Voyage en Arménie et en Perse, précédé d’une notice sur l’auteur par M. Sédillot.
Jaubert, Pierre-Amédée, Chevalier, 1779-1847.
Synopsis
Pierre Amédée Emilien Probe Jaubert (1779 –1847), was a French diplomat, academic, orientalist, translator, politician, and traveller. He was Napoleon’s “favourite orientalist adviser and dragoman”. In 1805, he was dispatched to Qajar Persia in the “Jaubert Mission”, to arrange an alliance with Shah Fat′h Ali, but on the way there he was seized and imprisoned in a dry cistern for four months by the Pasha of Doğubeyazıt. He was released after the pasha died; he successfully accomplished his mission, and rejoined Napoleon in the Duchy of Warsaw (1807). On the eve of Napoleon’s downfall, he was appointed chargé d’affaires at Constantinople. The Bourbon Restoration ended his diplomatic career, but in 1818 he undertook a journey with government aid to Tibet, from whence he succeeded in introducing into France 400 Kashmir goats.
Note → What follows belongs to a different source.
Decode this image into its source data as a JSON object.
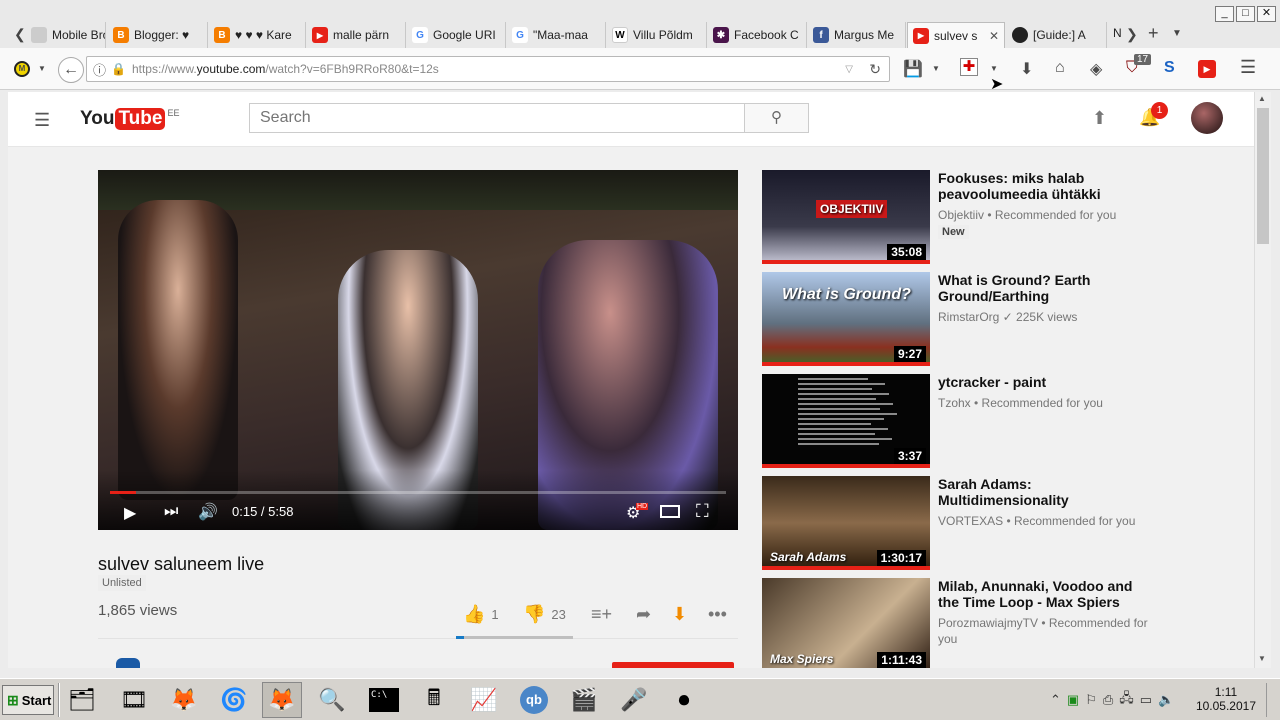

Jaubert spent the rest of his life in study, writing and teaching. He became professor of Persian in the Collège de France, and director of the École des langues orientales, and in 1830 was elected member of the Académie des Inscriptions. In 1841 he was made a Peer of France and member of the Conseil d’État.
Bibliographic references: Cf. Atabey 613; Diba p. 312; Cf Schwab 287.